Sin embargo, en la práctica, no se ha registrado ninguna mejora notable. Varios profesionales del sector y ciudadanos que esperan la conclusión del proceso informan que los plazos siguen sin definirse y las respuestas oficiales continúan siendo escasas.
La admisión explícita por parte de las autoridades locales de que los cargos también tenían como objetivo reducir el volumen de solicitudes ha reavivado las críticas. Según abogados y expertos, la medida es discriminatoria contra los llamados «trabajadores autónomos». Oriundi — descendientes de italianos que viven fuera del país y reclaman el derecho a la ciudadanía.
“El problema es estructural y va más allá de la falta de personal. La ausencia de una digitalización efectiva de los expedientes, la falta de estandarización entre municipios y la burocracia interna de los mismos crean un escenario de ineficiencia que tiende a agravarse ante la creciente demanda judicial”, explica Reginaldo Maia, experto en ciudadanía italiana. Bendita ciudadanía.
Mientras tanto, miles de descendientes de italianos permanecen en la incertidumbre. Algunos llevan meses esperando, otros años.
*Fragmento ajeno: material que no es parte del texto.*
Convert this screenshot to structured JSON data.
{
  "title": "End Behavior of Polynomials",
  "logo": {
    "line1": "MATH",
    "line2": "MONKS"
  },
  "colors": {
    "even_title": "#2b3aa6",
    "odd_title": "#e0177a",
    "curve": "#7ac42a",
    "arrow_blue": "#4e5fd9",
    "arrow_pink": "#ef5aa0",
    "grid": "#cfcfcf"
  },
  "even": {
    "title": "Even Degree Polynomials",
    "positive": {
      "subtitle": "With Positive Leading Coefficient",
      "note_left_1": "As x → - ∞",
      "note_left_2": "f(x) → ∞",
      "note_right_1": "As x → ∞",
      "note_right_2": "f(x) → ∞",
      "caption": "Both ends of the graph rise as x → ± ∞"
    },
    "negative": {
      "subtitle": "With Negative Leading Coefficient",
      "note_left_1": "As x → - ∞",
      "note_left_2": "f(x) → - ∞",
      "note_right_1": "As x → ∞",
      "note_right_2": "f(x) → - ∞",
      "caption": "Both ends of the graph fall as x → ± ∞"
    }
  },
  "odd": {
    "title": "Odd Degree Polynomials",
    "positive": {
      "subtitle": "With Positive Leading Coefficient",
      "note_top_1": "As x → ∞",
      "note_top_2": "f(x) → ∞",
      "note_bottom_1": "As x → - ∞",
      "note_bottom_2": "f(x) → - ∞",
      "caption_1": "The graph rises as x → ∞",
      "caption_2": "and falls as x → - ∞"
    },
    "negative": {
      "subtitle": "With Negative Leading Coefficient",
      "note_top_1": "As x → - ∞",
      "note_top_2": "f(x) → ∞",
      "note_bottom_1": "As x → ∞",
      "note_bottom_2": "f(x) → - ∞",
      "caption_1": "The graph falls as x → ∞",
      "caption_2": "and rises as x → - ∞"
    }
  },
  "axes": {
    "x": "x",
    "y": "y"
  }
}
Este estancamiento refuerza una percepción cada vez mayor entre abogados y ciudadanos: el sistema de transcripción, tal como está planteado, se ha vuelto insostenible, y las «excusas administrativas» ya no resultan convincentes.
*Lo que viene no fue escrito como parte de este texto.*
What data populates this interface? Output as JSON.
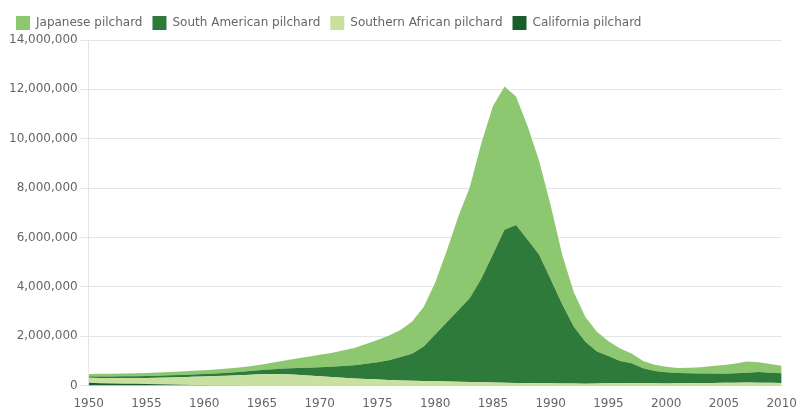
{
  "chart_data": {
    "type": "area",
    "stacked": true,
    "x": [
      1950,
      1951,
      1952,
      1953,
      1954,
      1955,
      1956,
      1957,
      1958,
      1959,
      1960,
      1961,
      1962,
      1963,
      1964,
      1965,
      1966,
      1967,
      1968,
      1969,
      1970,
      1971,
      1972,
      1973,
      1974,
      1975,
      1976,
      1977,
      1978,
      1979,
      1980,
      1981,
      1982,
      1983,
      1984,
      1985,
      1986,
      1987,
      1988,
      1989,
      1990,
      1991,
      1992,
      1993,
      1994,
      1995,
      1996,
      1997,
      1998,
      1999,
      2000,
      2001,
      2002,
      2003,
      2004,
      2005,
      2006,
      2007,
      2008,
      2009,
      2010
    ],
    "series": [
      {
        "name": "California pilchard",
        "color": "#1a5c2a",
        "values": [
          120000,
          100000,
          90000,
          80000,
          70000,
          60000,
          50000,
          40000,
          30000,
          25000,
          20000,
          15000,
          12000,
          10000,
          8000,
          7000,
          6000,
          5000,
          5000,
          5000,
          5000,
          5000,
          5000,
          5000,
          5000,
          5000,
          5000,
          5000,
          5000,
          5000,
          5000,
          5000,
          5000,
          5000,
          5000,
          5000,
          5000,
          5000,
          5000,
          5000,
          5000,
          5000,
          5000,
          5000,
          5000,
          5000,
          5000,
          5000,
          5000,
          5000,
          5000,
          5000,
          5000,
          5000,
          5000,
          5000,
          5000,
          5000,
          5000,
          5000,
          5000
        ]
      },
      {
        "name": "Southern African pilchard",
        "color": "#c8e0a0",
        "values": [
          200000,
          210000,
          220000,
          230000,
          240000,
          250000,
          270000,
          290000,
          310000,
          330000,
          350000,
          370000,
          390000,
          410000,
          430000,
          450000,
          460000,
          450000,
          430000,
          400000,
          370000,
          340000,
          310000,
          280000,
          260000,
          240000,
          220000,
          200000,
          190000,
          180000,
          170000,
          160000,
          150000,
          140000,
          130000,
          120000,
          110000,
          105000,
          100000,
          95000,
          90000,
          85000,
          80000,
          75000,
          80000,
          90000,
          95000,
          100000,
          95000,
          90000,
          85000,
          90000,
          95000,
          100000,
          105000,
          110000,
          115000,
          120000,
          115000,
          110000,
          105000
        ]
      },
      {
        "name": "South American pilchard",
        "color": "#2d7a3a",
        "values": [
          50000,
          55000,
          60000,
          65000,
          70000,
          75000,
          80000,
          85000,
          90000,
          95000,
          100000,
          110000,
          120000,
          130000,
          150000,
          170000,
          200000,
          240000,
          280000,
          320000,
          370000,
          420000,
          480000,
          540000,
          620000,
          700000,
          800000,
          950000,
          1100000,
          1400000,
          1900000,
          2400000,
          2900000,
          3400000,
          4200000,
          5200000,
          6200000,
          6400000,
          5800000,
          5200000,
          4200000,
          3200000,
          2300000,
          1700000,
          1300000,
          1100000,
          900000,
          800000,
          600000,
          500000,
          450000,
          420000,
          400000,
          390000,
          380000,
          370000,
          380000,
          400000,
          430000,
          410000,
          390000
        ]
      },
      {
        "name": "Japanese pilchard",
        "color": "#8dc870",
        "values": [
          100000,
          110000,
          115000,
          120000,
          125000,
          130000,
          135000,
          140000,
          145000,
          150000,
          155000,
          160000,
          170000,
          180000,
          200000,
          230000,
          270000,
          320000,
          380000,
          440000,
          500000,
          560000,
          630000,
          700000,
          800000,
          900000,
          1000000,
          1100000,
          1300000,
          1600000,
          2100000,
          2900000,
          3800000,
          4500000,
          5500000,
          6000000,
          5800000,
          5200000,
          4600000,
          3800000,
          3000000,
          2000000,
          1400000,
          1000000,
          800000,
          600000,
          500000,
          400000,
          300000,
          250000,
          220000,
          200000,
          220000,
          250000,
          300000,
          350000,
          400000,
          450000,
          400000,
          350000,
          300000
        ]
      }
    ],
    "xlim": [
      1950,
      2010
    ],
    "xticks": [
      1950,
      1955,
      1960,
      1965,
      1970,
      1975,
      1980,
      1985,
      1990,
      1995,
      2000,
      2005,
      2010
    ],
    "ylim": [
      0,
      14000000
    ],
    "yticks": [
      0,
      {
        "value": 2000000,
        "label": "2,000,000"
      },
      {
        "value": 4000000,
        "label": "4,000,000"
      },
      {
        "value": 6000000,
        "label": "6,000,000"
      },
      {
        "value": 8000000,
        "label": "8,000,000"
      },
      {
        "value": 10000000,
        "label": "10,000,000"
      },
      {
        "value": 12000000,
        "label": "12,000,000"
      },
      {
        "value": 14000000,
        "label": "14,000,000"
      }
    ],
    "grid": "y",
    "legend": "upper left"
  }
}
La colaboración puede acelerar las transcripciones de los documentos de ciudadanía.
En lugar de centrar las críticas en los solicitantes y los municipios, Maia argumenta que es posible construir una vía de cooperación para reducir las demoras en la transcripción de las ciudadanías italianas reconocidas judicialmente.
Según él, una de las soluciones más sencillas —y menos exploradas— reside en Colaboración directa entre abogados y ayuntamientos. Generalmente, el municipio solo necesita transcribir los datos del certificado ya traducido al registro civil de la ciudad. El problema es que este trabajo suele realizarse manualmente, línea por línea, lo que consume mucho tiempo y sobrecarga los pocos servidores disponibles.
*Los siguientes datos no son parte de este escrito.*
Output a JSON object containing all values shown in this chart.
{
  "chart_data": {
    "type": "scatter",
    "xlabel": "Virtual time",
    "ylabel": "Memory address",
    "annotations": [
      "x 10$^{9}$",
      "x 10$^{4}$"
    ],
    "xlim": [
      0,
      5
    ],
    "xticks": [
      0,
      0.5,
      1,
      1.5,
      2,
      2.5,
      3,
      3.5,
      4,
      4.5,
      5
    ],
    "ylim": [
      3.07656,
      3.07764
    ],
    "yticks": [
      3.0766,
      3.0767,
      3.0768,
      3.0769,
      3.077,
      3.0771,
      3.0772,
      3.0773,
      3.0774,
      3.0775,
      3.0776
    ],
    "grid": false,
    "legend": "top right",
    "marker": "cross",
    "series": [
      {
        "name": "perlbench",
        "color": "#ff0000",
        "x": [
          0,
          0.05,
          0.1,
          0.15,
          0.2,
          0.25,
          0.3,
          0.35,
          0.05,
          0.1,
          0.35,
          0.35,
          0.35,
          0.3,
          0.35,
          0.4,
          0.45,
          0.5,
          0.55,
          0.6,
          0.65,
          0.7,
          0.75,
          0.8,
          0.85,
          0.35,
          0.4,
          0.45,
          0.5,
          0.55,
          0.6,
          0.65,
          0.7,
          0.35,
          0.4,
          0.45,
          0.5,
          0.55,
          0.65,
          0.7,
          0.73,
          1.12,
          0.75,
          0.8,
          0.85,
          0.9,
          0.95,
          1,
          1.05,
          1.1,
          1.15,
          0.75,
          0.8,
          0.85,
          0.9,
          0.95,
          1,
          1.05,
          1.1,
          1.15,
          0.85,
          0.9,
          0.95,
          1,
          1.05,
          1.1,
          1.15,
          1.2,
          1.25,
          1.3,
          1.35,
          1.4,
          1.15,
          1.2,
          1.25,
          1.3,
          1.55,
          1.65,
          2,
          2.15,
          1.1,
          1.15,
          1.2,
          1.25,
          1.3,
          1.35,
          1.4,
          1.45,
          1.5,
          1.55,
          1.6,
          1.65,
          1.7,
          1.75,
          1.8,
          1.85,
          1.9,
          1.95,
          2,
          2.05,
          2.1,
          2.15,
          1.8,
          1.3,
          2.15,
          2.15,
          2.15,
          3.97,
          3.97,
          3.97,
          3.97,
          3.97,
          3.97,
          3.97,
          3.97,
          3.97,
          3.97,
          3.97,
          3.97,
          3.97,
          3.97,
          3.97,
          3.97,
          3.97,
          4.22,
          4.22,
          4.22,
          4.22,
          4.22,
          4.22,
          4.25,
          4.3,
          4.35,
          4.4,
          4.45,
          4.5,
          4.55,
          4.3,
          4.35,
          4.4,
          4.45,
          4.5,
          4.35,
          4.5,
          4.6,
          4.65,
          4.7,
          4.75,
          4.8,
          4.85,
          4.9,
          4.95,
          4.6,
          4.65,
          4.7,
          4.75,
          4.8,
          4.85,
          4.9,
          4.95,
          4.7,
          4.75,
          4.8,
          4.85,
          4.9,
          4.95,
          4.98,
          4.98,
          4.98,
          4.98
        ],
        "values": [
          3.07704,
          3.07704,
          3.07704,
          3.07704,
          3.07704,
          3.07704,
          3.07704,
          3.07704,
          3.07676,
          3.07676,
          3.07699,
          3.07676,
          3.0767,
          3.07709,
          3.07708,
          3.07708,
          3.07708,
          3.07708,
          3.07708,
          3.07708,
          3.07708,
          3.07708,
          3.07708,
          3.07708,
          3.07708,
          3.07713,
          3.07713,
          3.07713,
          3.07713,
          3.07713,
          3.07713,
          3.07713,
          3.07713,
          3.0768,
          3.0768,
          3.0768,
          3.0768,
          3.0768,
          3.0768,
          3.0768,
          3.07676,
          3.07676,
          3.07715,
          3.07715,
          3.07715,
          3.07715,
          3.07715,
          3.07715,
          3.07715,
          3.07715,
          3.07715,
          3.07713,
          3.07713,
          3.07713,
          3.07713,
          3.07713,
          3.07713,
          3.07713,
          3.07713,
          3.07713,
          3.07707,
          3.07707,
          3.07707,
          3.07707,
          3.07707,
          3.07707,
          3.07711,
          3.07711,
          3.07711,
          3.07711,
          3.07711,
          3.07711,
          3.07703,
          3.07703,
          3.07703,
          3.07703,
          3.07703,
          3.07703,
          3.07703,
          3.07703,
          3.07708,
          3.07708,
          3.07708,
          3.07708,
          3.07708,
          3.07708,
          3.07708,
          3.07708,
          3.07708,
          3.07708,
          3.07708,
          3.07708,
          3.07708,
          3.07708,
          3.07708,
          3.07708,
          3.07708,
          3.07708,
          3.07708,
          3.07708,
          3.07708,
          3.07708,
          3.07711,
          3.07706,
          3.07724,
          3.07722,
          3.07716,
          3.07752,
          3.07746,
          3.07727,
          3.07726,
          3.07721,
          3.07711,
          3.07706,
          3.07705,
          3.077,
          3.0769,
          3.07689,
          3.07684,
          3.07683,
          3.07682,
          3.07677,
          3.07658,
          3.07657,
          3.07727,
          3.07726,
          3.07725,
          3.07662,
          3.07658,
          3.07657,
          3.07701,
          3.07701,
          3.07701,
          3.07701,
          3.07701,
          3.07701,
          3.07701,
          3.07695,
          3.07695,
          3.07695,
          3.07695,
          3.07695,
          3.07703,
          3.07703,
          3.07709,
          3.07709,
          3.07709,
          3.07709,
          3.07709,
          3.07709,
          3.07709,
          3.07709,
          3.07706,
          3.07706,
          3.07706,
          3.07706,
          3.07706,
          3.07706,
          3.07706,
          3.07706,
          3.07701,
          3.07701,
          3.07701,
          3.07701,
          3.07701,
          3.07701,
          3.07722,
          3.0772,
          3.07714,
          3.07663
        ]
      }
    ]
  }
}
“Para agilizar el proceso, los abogados y consultores pueden enviar las traducciones, una vez juradas y apostilladas en Brasil, en un formato digital editable, como un archivo de Word vía PEC o en una unidad USB, lo que permite al funcionario del municipio copiar, revisar y confirmar rápidamente los datos con los documentos originales, sin tener que volver a escribirlo todo”, sugiere.
La medida, aunque sencilla, reduciría considerablemente —según Maia— el tiempo de registro y el riesgo de errores, además de representar un gesto de colaboración práctica y empatía entre las partes implicadas. «En un sistema ya saturado, las pequeñas iniciativas pueden marcar una gran diferencia en el desarrollo de los procesos», añade Maia.